Interest in the ethics of artificial intelligence has grown rapidly in recent years and produced a broad variety of policies, frameworks, and academic work intended to make the development, usage, and governance of AI more trustworthy and ethical. Bringing these types of works down to the ground to actually make AI fair and trustworthy requires translating abstract normative concepts such as transparency, fairness, and accountability into practical requirements and design decisions. This keynote discusses this process of translating AI ethics principles into practice and the practical harms that can result if ethics is oversimplified or ignored. How can ethical principles concerning concepts like ‘bias’ and ‘fairness’ be operationalised for traditional AI systems, and how can attempts to make AI ‘fair’ inadvertently lead to more harmful systems in practice?
In this panel debate we discuss if algorithmic fairness is possible. We ask how effective are current EU and national policies in addressing bias, discrimination, and risk in AI systems? How do we translate principles into practice?
*This session is for on-site participants only and it will be conducted only in English.
This session, hosted by the Ministry of Justice and Digitalisation of Estonia, will focus on key elements to build confidence that ADM systems are fair. Which assurance methods work, and what barriers remain?
*This session is for on-site participants only and it will be conducted only in English.

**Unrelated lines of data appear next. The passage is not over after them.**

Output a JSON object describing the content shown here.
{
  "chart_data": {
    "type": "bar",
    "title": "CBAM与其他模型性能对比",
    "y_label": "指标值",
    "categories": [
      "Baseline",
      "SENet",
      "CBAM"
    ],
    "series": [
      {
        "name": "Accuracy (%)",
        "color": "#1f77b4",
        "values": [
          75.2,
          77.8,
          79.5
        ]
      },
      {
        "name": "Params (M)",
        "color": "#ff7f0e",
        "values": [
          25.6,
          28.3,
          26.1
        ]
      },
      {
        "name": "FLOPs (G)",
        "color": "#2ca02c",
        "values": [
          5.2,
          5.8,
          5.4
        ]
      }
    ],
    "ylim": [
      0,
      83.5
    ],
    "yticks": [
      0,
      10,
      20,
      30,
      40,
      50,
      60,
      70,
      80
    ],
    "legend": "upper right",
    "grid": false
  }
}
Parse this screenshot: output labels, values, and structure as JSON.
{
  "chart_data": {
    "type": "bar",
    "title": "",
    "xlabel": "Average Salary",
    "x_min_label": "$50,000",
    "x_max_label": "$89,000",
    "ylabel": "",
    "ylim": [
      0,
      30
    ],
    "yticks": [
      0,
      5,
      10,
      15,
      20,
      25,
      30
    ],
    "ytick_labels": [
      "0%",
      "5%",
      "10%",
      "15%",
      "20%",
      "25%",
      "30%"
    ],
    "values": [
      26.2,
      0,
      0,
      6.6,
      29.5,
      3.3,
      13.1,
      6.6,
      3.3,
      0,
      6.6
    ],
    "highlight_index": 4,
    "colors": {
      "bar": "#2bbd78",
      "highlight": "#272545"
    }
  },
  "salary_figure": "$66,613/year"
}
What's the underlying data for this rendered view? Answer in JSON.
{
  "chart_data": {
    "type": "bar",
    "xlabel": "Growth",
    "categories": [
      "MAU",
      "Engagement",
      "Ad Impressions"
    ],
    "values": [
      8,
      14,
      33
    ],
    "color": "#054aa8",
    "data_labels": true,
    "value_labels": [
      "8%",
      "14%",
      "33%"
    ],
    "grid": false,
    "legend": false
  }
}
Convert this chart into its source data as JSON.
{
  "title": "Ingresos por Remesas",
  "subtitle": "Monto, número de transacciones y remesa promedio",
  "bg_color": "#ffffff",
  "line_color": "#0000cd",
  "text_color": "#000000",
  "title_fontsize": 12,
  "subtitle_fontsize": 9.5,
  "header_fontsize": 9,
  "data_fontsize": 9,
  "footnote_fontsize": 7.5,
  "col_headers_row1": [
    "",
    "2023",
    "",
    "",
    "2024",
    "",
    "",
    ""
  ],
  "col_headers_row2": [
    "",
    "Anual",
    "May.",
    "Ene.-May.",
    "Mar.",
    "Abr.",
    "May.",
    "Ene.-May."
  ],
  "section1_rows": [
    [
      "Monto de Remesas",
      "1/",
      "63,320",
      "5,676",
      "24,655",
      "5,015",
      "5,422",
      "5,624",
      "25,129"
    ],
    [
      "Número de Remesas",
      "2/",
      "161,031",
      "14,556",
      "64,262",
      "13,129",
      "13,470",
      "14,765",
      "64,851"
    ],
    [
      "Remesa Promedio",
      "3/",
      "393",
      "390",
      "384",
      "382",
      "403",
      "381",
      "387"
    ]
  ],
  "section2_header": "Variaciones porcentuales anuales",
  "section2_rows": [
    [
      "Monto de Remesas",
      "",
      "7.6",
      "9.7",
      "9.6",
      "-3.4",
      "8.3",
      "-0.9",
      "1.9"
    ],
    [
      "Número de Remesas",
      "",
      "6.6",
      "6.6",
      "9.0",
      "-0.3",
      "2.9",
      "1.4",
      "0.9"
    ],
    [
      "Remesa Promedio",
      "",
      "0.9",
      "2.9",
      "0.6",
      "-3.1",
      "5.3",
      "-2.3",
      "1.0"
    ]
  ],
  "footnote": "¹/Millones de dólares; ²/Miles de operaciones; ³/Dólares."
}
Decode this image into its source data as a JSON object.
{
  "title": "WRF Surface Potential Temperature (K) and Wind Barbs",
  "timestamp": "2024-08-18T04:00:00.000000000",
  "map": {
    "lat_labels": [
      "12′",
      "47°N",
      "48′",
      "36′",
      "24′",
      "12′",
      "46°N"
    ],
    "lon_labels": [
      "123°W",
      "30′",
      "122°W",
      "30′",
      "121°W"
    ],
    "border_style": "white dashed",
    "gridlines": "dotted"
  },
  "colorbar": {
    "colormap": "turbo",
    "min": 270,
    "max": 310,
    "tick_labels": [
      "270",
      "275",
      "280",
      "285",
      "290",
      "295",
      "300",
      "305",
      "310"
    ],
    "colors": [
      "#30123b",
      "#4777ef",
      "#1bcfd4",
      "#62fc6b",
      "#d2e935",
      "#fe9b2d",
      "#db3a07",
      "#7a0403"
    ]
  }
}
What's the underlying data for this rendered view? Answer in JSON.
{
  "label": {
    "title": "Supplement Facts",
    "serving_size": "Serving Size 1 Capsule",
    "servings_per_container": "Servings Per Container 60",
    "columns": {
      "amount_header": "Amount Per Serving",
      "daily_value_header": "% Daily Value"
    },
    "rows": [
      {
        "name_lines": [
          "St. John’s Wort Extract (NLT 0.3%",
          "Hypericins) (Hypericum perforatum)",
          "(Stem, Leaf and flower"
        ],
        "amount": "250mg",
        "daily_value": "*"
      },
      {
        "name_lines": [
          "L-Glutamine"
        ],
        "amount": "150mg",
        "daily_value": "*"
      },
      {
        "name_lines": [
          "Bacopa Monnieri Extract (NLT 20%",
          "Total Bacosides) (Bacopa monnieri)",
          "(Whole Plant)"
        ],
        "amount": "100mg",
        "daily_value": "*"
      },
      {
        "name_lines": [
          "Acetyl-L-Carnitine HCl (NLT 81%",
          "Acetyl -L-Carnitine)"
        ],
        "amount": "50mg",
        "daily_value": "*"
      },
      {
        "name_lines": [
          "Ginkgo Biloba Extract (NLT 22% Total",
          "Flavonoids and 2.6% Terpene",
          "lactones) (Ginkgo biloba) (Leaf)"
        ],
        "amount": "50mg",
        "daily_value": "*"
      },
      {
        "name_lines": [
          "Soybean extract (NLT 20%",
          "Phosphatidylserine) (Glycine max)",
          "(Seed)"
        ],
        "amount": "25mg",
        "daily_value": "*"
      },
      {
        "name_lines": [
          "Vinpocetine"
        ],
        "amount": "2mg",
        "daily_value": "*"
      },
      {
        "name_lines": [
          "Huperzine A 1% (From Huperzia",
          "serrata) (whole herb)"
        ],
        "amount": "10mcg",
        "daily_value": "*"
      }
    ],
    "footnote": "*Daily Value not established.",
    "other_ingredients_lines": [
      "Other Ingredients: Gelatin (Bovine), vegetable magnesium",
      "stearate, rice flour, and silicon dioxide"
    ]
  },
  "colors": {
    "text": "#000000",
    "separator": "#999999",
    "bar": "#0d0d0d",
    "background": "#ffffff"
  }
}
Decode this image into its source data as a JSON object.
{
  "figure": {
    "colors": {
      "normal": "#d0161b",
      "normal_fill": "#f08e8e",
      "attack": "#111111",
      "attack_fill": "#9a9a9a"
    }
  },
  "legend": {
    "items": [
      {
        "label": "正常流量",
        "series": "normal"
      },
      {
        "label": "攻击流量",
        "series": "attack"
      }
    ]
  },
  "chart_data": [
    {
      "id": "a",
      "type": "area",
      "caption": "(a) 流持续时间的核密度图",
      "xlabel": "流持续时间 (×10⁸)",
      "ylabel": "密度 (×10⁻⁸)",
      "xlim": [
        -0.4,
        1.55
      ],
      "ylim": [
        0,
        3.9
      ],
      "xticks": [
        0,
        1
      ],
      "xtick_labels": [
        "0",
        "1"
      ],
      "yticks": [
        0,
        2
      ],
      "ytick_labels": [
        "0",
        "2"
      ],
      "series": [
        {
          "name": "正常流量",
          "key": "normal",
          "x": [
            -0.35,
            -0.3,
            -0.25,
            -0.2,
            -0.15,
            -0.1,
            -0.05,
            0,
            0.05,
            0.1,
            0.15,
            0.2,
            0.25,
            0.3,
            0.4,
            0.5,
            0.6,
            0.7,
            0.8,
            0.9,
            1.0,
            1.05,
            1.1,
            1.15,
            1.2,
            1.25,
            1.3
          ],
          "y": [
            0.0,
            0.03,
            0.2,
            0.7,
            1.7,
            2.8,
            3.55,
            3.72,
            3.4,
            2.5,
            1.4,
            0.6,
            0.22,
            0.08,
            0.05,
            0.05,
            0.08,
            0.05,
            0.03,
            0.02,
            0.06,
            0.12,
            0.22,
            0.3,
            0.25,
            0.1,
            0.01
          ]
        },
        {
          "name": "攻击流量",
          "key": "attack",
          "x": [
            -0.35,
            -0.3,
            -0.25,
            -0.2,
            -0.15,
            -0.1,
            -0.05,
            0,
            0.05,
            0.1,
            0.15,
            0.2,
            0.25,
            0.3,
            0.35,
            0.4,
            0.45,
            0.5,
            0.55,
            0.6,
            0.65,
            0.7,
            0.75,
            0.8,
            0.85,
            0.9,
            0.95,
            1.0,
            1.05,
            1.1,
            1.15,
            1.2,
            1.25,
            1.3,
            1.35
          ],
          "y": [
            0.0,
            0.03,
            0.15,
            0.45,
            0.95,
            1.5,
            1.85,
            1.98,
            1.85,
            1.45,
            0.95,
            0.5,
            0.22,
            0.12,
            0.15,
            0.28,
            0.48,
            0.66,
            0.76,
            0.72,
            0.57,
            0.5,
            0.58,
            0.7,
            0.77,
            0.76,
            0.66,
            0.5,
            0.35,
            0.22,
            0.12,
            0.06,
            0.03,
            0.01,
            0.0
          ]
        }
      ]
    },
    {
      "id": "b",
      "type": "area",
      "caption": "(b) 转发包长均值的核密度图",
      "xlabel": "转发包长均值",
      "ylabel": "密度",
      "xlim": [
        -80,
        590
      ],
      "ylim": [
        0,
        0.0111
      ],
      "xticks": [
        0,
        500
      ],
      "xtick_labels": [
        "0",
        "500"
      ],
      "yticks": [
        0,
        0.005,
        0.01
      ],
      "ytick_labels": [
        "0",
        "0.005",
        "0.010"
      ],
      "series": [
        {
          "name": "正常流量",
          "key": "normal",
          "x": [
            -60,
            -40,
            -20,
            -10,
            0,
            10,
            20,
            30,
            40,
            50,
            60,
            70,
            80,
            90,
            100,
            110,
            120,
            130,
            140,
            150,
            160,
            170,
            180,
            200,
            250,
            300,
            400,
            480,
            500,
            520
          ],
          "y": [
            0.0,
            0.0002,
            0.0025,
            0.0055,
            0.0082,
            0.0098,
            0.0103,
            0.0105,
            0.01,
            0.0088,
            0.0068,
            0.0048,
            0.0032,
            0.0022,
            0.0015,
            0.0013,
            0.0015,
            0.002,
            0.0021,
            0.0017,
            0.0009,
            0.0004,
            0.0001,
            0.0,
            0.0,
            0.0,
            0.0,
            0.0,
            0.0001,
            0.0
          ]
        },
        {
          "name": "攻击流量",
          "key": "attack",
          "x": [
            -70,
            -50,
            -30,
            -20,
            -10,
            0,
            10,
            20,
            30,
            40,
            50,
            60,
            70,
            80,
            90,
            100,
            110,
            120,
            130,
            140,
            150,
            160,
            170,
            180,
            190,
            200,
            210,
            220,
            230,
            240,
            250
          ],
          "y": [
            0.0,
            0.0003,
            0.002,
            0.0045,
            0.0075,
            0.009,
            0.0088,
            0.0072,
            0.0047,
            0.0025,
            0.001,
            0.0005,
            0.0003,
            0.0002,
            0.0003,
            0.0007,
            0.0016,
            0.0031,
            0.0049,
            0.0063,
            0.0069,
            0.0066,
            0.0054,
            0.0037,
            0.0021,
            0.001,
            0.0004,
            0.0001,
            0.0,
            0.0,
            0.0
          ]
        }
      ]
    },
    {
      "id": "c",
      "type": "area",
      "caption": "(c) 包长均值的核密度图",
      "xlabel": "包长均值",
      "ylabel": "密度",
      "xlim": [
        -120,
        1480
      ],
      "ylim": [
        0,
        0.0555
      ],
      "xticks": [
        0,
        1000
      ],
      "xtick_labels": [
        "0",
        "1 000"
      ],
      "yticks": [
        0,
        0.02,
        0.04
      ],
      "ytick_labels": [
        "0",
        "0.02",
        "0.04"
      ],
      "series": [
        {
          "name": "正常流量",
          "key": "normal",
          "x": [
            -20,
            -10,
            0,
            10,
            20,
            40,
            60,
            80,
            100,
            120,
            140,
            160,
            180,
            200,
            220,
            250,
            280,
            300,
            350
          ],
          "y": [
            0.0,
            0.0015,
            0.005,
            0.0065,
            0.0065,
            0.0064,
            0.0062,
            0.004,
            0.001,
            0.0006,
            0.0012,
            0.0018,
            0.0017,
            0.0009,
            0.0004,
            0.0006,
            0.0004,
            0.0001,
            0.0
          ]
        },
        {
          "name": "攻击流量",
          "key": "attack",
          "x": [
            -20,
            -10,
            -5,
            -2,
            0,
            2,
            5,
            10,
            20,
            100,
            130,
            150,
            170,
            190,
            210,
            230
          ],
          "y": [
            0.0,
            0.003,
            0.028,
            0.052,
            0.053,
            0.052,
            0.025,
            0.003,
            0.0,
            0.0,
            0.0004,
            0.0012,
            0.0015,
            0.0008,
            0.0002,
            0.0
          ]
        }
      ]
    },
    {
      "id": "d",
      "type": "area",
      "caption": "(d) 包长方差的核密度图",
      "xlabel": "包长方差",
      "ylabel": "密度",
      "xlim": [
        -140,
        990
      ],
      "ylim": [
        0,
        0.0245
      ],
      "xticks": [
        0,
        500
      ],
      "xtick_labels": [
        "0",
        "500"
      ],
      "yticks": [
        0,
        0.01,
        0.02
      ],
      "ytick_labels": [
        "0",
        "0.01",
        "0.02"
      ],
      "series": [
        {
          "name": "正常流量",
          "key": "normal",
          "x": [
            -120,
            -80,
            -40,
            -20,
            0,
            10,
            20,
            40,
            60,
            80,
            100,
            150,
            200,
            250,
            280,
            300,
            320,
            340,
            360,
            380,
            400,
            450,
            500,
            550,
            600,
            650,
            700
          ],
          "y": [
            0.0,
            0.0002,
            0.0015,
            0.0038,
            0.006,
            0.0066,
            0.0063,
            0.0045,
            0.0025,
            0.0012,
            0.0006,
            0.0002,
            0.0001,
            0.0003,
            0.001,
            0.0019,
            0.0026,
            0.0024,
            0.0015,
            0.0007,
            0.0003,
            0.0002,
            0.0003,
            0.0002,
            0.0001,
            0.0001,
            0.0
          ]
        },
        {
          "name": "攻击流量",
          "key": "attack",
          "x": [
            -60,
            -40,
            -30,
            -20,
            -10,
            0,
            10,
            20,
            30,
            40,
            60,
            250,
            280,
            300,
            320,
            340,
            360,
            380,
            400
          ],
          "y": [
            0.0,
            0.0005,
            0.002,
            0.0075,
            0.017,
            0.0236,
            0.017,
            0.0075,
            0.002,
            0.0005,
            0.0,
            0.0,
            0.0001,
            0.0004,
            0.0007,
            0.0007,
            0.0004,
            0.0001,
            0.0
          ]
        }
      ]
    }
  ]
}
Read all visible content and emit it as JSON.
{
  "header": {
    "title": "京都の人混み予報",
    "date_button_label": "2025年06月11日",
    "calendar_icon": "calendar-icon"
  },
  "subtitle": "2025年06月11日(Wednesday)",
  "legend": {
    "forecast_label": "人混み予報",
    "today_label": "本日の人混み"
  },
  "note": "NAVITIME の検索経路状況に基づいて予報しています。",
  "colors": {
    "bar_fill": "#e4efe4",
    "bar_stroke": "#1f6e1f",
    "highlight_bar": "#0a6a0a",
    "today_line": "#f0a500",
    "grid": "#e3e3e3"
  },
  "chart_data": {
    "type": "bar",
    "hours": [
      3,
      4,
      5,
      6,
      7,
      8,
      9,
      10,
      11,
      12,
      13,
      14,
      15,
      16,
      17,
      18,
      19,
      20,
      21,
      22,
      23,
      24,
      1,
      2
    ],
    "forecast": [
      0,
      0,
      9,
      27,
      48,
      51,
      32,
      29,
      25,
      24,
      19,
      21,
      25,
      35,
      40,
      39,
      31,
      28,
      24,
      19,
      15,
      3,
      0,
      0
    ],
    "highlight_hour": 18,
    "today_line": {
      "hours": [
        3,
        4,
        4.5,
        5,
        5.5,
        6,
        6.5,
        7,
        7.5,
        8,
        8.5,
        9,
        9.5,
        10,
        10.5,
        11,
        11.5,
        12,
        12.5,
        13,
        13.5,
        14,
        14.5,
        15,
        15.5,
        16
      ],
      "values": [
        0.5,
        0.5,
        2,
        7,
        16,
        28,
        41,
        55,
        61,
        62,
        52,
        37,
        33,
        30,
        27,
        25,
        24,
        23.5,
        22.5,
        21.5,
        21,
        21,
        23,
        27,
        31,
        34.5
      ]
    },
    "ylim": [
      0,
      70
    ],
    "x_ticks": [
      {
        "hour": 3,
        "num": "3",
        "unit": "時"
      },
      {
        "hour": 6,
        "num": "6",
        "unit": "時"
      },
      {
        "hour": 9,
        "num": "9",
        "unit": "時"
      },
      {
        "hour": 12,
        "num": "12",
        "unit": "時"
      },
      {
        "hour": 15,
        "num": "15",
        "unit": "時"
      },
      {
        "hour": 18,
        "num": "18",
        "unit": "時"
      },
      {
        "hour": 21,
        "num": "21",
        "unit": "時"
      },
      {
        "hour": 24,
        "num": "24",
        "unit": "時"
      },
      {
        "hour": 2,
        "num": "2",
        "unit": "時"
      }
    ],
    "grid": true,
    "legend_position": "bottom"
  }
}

Public authorities are expected to innovate rapidly with ADM systems, yet they also carry unique legal and ethical responsibilities. This session will explore how innovation in governance can align with principles of accountability, transparency, and rights protection.
*This session is for on-site participants only and it will be conducted only in English.
In this session, hosted by the Estonian Equality Commissioner’s Office, we discuss how public participation and inclusive design can strengthen fairness in AI.
There is increasing awareness of the possibility that bias or discrimination can occur where AI is used to make or support decisions. This talk will examine how the tests for direct and indirect discrimination under EU law apply to AI. The talk will then consider how such discrimination can be tackled through legal mechanisms, and whether current legal protections are adequate to ensure that AI discrimination can be detected and addressed.
The panel will focus on practical governance and regulatory approaches that help ensure AI and automated decision-making systems promote equality and prevent discrimination, highlighting what has proven effective in practice and how these approaches can be applied in both the public and private sectors.